El volumen también recoge las historias escritas por Jamie Delano tras la marcha de Moore. Delano mantiene el espíritu gamberro y el tono irreverente, aunque introduce matices propios y una sensibilidad ligeramente distinta. No alcanza quizá el nivel de salvajismo puro de las mejores historias de Moore, pero funciona como una continuación coherente y completa el retrato de D.R. & Quinch como fenómeno editorial. Lejos de desentonar, estas historias amplían el universo de los personajes y demuestran que el concepto tenía recorrido más allá de su creador original.

La edición de Dolmen Editorial es justo el tipo de envoltorio que un cómic como D.R. & Quinch necesitaba para lucir como el clásico que es. Tapa dura, buen papel, traducción de Alberto Díaz, una introducción de Barsen Sánchez y una reproducción del dibujo de Alan Davis que respeta la limpieza de su trazo y el dinamismo de la página original, permitiendo que cada gesto exagerado y cada explosión absurda brillen como deben.

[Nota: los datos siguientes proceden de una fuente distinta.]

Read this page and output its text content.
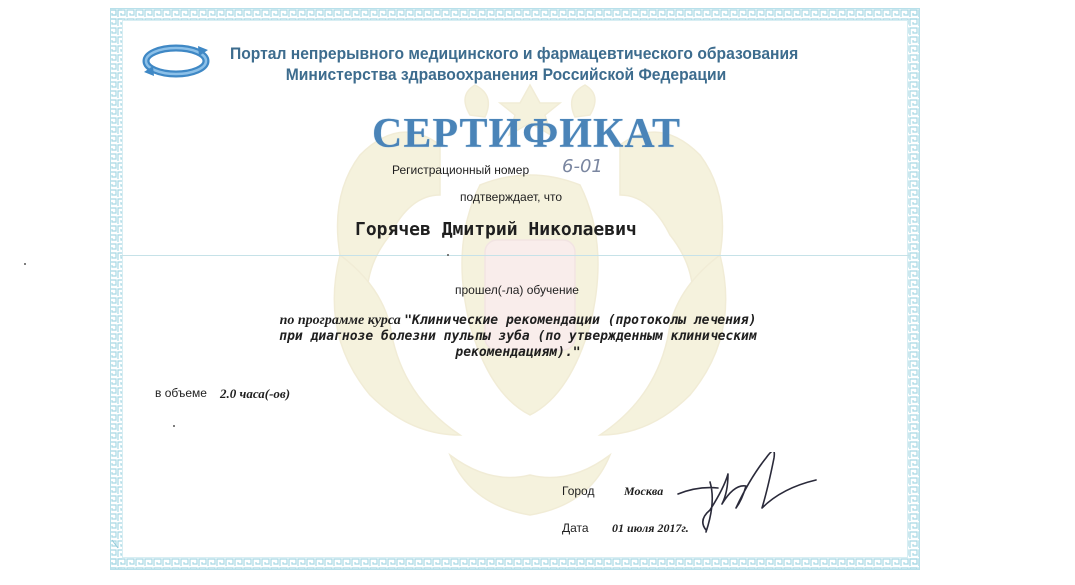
Портал непрерывного медицинского и фармацевтического образования
Министерства здравоохранения Российской Федерации
СЕРТИФИКАТ
Регистрационный номер 6-01
подтверждает, что
Горячев Дмитрий Николаевич
прошел(-ла) обучение
по программе курса "Клинические рекомендации (протоколы лечения)
при диагнозе болезни пульпы зуба (по утвержденным клиническим
рекомендациям)."
в объеме 2.0 часа(-ов)
Город Москва
Дата 01 июля 2017г.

Más allá de su valor como obra concreta, D.R. & Quinch es también un testimonio de una época. De un momento en el que 2000 AD era un campo de pruebas para ideas radicales, en el que los autores podían experimentar sin miedo y en el que el cómic británico se atrevía a ser irreverente, político, violento y absurdamente divertido al mismo tiempo. Es un cómic que no pide ser tomado en serio, pero que acaba siendo importante precisamente por su descaro. No es una lectura para todo el mundo. Su humor es excesivo, su violencia es gratuita y su falta de empatía puede resultar incómoda. Pero para quienes disfrutan del cómic sin complejos, del humor negro llevado al extremo y de las historias que se ríen de absolutamente todo, D.R. & Quinch es un clásico indiscutible. Un cómic que no ha envejecido porque nunca quiso hacerlo, que sigue siendo tan incorrecto y divertido como el primer día, y que demuestra que, a veces, la mejor forma de entender el mundo es reírse de él mientras arde.